Defensive tackle Pete Smith and No. 2 UMHB host No. 14 Trinity today in the first round of the NCAA Division III playoffs.

BELTON — Referring to someone who tips the scales at 260 pounds as light isn’t entirely accurate. For Mary Hardin-Baylor defensive tackle Pete Smith, though, playing in the trenches at that weight has been an entirely new experience.

“I was nervous about how I would be able to play at this weight in college and not get pushed around,” said the 6-foot-2 senior, who shed about 55 pounds. “The first couple of weeks of practice, it was tough. As good as our offensive linemen are, they were moving me around and it was getting in my head. That’s one of the reasons I didn’t have great games at first. I decided I had to get it together.”

Smith indeed got it together and put to rest any concerns about being able to hold his own against larger offensive linemen. Utilizing techniques that maximize his skill set of quickness, agility and strength, he ranks seventh on the teams in tackles (26), fourth in tackles for losses (6½) and third in sacks (2½) heading into today’s NCAA Division III first-round playoff game between No. 2 UMHB (10-0) and No. 14 Trinity (9-0) at Crusader Stadium.

“My first few years, I was about 315 pounds. I was bigger and wasn’t moving as well as I do now,” he said. “I wanted to get to 270 and be a healthy 270. I was training so hard and doing different things, though, and then I looked up and I was about 255 or 260. I was nervous about it because I’d never played at that weight.”

It wasn’t as if Smith hadn’t been productive at the heavier weight. He saw consistent time as a backup and even dabbled in playing along the offensive line for a bit as a sophomore, a transition a less-nimble defensive tackle couldn’t have made.

“Some of the offensive linemen were getting kind of banged up, and the coaches thought I could be the guy to fill in. I was honored and did it for a little bit,” he said. “It was pretty hard because it’s so different. I caught on pretty quick, though. My favorite thing was to pull and get to hit somebody.”

These days, Smith is focused only on hitting opposing ball carriers, and that suits him just fine.

“My technique has gotten way better now than it was when I weighed 315,” he said. “You have to use leverage and use your hands and make sure your feet are in the ground or else you’re going to get blown off the ball.

“On the D-line, we just have to trust what the coaches are saying and the techniques that they taught us. We still have improvements we can make. That’s scary to know that we’ve done something right to get to here, and we can still play better.”

And when the final whistle blows and Saturday afternoons turn to evenings, Smith doesn’t shy away from eating the meal of his choice. After all, he knows what he needs to do to keep his weight at an even keel.

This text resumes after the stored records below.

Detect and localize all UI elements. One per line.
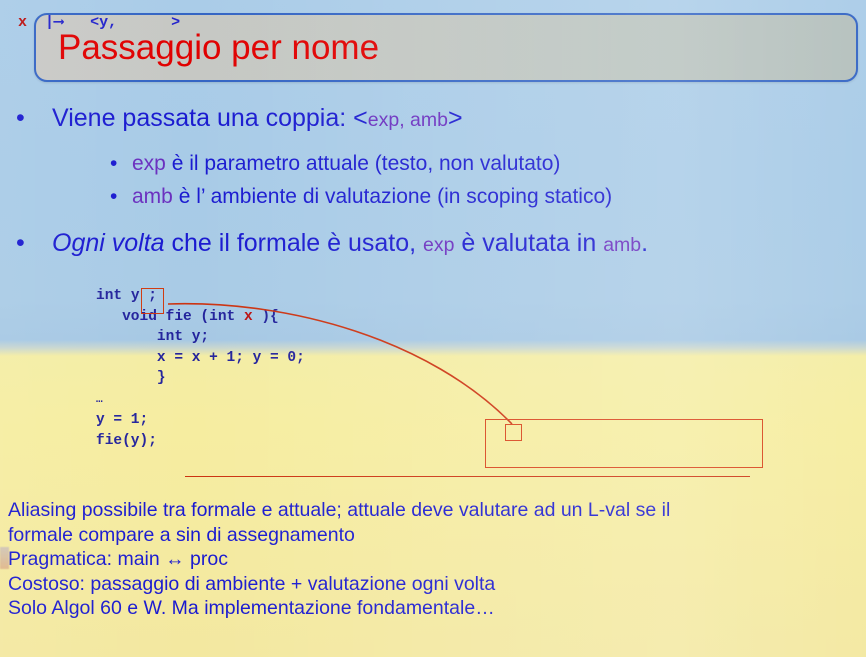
environment-binding-content: x |⟶ <y, >	[18, 10, 180, 36]
note-line-4: Costoso: passaggio di ambiente + valutaz…	[8, 572, 496, 595]
bullet-item-4-text: Ogni volta che il formale è usato, exp è…	[52, 229, 649, 257]
maps-to-arrow-icon: |⟶	[45, 14, 64, 31]
bullet-item-2-text: exp è il parametro attuale (testo, non v…	[132, 152, 561, 175]
bullet-item-4: • Ogni volta che il formale è usato, exp…	[16, 228, 648, 260]
code-var-x-highlighted: x	[243, 308, 253, 325]
token-exp: exp	[423, 234, 455, 256]
code-block: int y ; void fie (int x ){ int y; x = x …	[96, 286, 305, 451]
code-var-y-highlighted: y	[130, 288, 140, 304]
bullet-marker-icon: •	[110, 152, 118, 175]
environment-placeholder-square	[505, 424, 522, 441]
bullet-item-1-text: Viene passata una coppia: <exp, amb>	[52, 104, 463, 132]
slide-canvas: Passaggio per nome • Viene passata una c…	[0, 0, 866, 657]
bullet-item-3: • amb è l’ ambiente di valutazione (in s…	[110, 184, 612, 210]
emphasis-ogni-volta: Ogni volta	[52, 229, 165, 257]
code-line-8: fie(y);	[96, 432, 157, 449]
token-amb: amb	[603, 234, 642, 256]
env-pair-open: <y,	[90, 14, 118, 31]
notes-block: Aliasing possibile tra formale e attuale…	[8, 498, 858, 621]
token-exp: exp	[132, 152, 166, 175]
bullet-marker-icon: •	[110, 185, 118, 208]
note-line-5: Solo Algol 60 e W. Ma implementazione fo…	[8, 597, 495, 619]
note-line-2: formale compare a sin di assegnamento	[8, 523, 355, 546]
token-exp-amb: exp, amb	[367, 109, 448, 131]
bullet-item-2: • exp è il parametro attuale (testo, non…	[110, 151, 560, 177]
code-line-6-ellipsis: …	[96, 393, 103, 406]
environment-binding-box	[485, 419, 763, 468]
code-line-3: int y;	[96, 329, 210, 345]
env-pair-close: >	[171, 14, 181, 31]
token-amb: amb	[132, 185, 173, 208]
code-line-5: }	[96, 370, 166, 386]
code-line-7: y = 1;	[96, 412, 149, 428]
env-formal-x: x	[18, 14, 28, 31]
red-divider-line	[185, 476, 750, 477]
code-line-4: x = x + 1; y = 0;	[96, 349, 305, 366]
code-line-2: void fie (int x ){	[96, 308, 279, 325]
y-variable-highlight-box	[141, 288, 164, 314]
image-artifact	[0, 547, 9, 569]
bullet-marker-icon: •	[16, 229, 25, 257]
note-line-3: Pragmatica: main ↔ proc	[8, 548, 228, 570]
note-line-1: Aliasing possibile tra formale e attuale…	[8, 499, 671, 521]
bullet-item-1: • Viene passata una coppia: <exp, amb>	[16, 103, 463, 135]
bullet-item-3-text: amb è l’ ambiente di valutazione (in sco…	[132, 185, 613, 208]
bullet-marker-icon: •	[16, 104, 25, 132]
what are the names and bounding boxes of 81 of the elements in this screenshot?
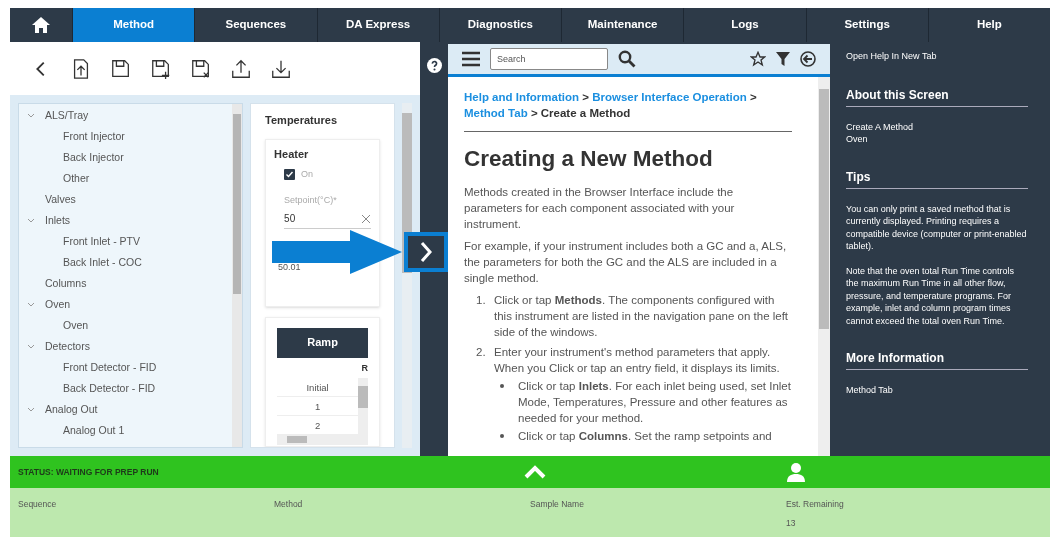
section-text: Create A Method Oven <box>846 120 915 146</box>
scrollbar[interactable] <box>402 103 412 448</box>
section-text: You can only print a saved method that is currently displayed. Printing requires a compatible device (computer or print-enabled tablet). <box>846 202 1028 253</box>
card-title: Temperatures <box>265 113 338 128</box>
detail-value: 13 <box>786 516 797 530</box>
tree-item[interactable]: Back Detector - FID <box>63 380 156 397</box>
breadcrumb-separator: > <box>582 91 589 103</box>
paragraph: Methods created in the Browser Interface include the parameters for each component associated with your instrument. <box>464 184 736 232</box>
tree-item[interactable]: Back Injector <box>63 149 124 166</box>
page-title: Creating a New Method <box>464 145 714 173</box>
chevron-down-icon[interactable] <box>27 300 35 309</box>
star-icon[interactable] <box>750 51 766 67</box>
detail-label: Method <box>274 498 304 511</box>
chevron-right-icon <box>419 241 433 263</box>
menu-icon[interactable] <box>462 51 480 67</box>
column-header: R <box>360 361 369 375</box>
chevron-down-icon[interactable] <box>27 216 35 225</box>
tree-item[interactable]: ALS/Tray <box>45 107 89 124</box>
tree-item[interactable]: Back Inlet - COC <box>63 254 142 271</box>
chevron-down-icon[interactable] <box>27 342 35 351</box>
section-text: Note that the oven total Run Time controls the maximum Run Time in all other flow, pressure, and temperature programs. For example, inlet and column program times cannot exceed the total oven Run Time. <box>846 264 1016 327</box>
chevron-down-icon[interactable] <box>27 405 35 414</box>
bullet-text: Click or tap Columns. Set the ramp setpoints and <box>518 428 772 444</box>
upload-icon[interactable] <box>230 57 252 80</box>
status-text: STATUS: WAITING FOR PREP RUN <box>18 465 159 479</box>
tree-item[interactable]: Valves <box>45 191 76 208</box>
section-heading: Tips <box>846 167 1028 189</box>
help-icon[interactable] <box>426 58 442 73</box>
tree-item[interactable]: Inlets <box>45 212 71 229</box>
breadcrumb-separator: > <box>750 91 757 103</box>
checkbox-label: On <box>301 168 314 181</box>
paragraph: For example, if your instrument includes both a GC and a, ALS, the parameters for both the GC and the ALS are included in a single method. <box>464 238 788 286</box>
bullet-icon <box>500 433 504 438</box>
expand-button[interactable] <box>404 232 448 272</box>
bullet-icon <box>500 383 504 388</box>
tree-item[interactable]: Analog Out 1 <box>63 422 125 439</box>
search-field[interactable]: Search <box>490 48 608 70</box>
tree-item[interactable]: Front Detector - FID <box>63 359 157 376</box>
tree-item[interactable]: Columns <box>45 275 87 292</box>
tree-item[interactable]: Other <box>63 170 90 187</box>
section-heading: More Information <box>846 349 1028 370</box>
breadcrumb-current: Create a Method <box>540 107 631 119</box>
chevron-down-icon[interactable] <box>27 111 35 120</box>
clear-icon[interactable] <box>361 213 372 224</box>
detail-label: Sample Name <box>530 498 585 511</box>
filter-icon[interactable] <box>776 51 790 67</box>
tree-item[interactable]: Detectors <box>45 338 90 355</box>
detail-label: Est. Remaining <box>786 498 845 511</box>
scrollbar[interactable] <box>358 377 369 435</box>
step-text: Click or tap Methods. The components configured with this instrument are listed in the navigation pane on the left side of the windows. <box>494 292 790 340</box>
save-plus-icon[interactable] <box>150 57 172 80</box>
section-title: Heater <box>274 146 310 162</box>
checkbox[interactable] <box>284 169 296 181</box>
tree-item[interactable]: Analog Out <box>45 401 98 418</box>
actual-value: 50.01 <box>278 261 302 274</box>
save-icon[interactable] <box>110 57 132 80</box>
step-number: 1. <box>476 292 487 308</box>
nav-tab[interactable]: Method <box>72 8 195 42</box>
search-icon[interactable] <box>618 50 636 68</box>
bullet-text: Click or tap Inlets. For each inlet being used, set Inlet Mode, Temperatures, Pressure and other features as needed for your method. <box>518 378 792 426</box>
home-icon[interactable] <box>31 16 51 34</box>
tree-item[interactable]: Front Inlet - PTV <box>63 233 141 250</box>
scrollbar[interactable] <box>818 77 830 456</box>
tree-item[interactable]: Oven <box>63 317 89 334</box>
scrollbar[interactable] <box>232 104 243 447</box>
setpoint-field[interactable]: 50 <box>284 211 372 229</box>
save-delete-icon[interactable] <box>190 57 212 80</box>
back-icon[interactable] <box>800 51 816 67</box>
detail-label: Sequence <box>18 498 58 511</box>
breadcrumb-separator: > <box>530 107 538 119</box>
tree-item[interactable]: Oven <box>45 296 71 313</box>
horizontal-scrollbar[interactable] <box>277 434 369 445</box>
open-help-link[interactable]: Open Help In New Tab <box>846 50 1028 64</box>
breadcrumb-link[interactable]: Browser Interface Operation <box>592 91 747 103</box>
step-number: 2. <box>476 344 487 360</box>
section-text: Method Tab <box>846 384 894 397</box>
section-heading: About this Screen <box>846 85 1028 107</box>
table-header: Ramp <box>277 327 369 358</box>
step-text: Enter your instrument's method parameters that apply. When you Click or tap an entry field, it displays its limits. <box>494 344 781 376</box>
field-label: Setpoint(°C)* <box>284 193 338 207</box>
tree-item[interactable]: Front Injector <box>63 128 125 145</box>
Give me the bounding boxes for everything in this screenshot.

“I’m still able to eat what I want, but my calorie intake is less. I used to eat a lot and not worry about it because I wouldn’t get bigger than 310 or 315 because of football and workouts,” he said. “All I’ve done now is cut out snacking when I’m up late at night and small things like that.

“People ask me, ‘How did you lose all of that weight?’ I honestly just worked out and stopped eating so much.”

Opposing offenses have been the worse for it ever since.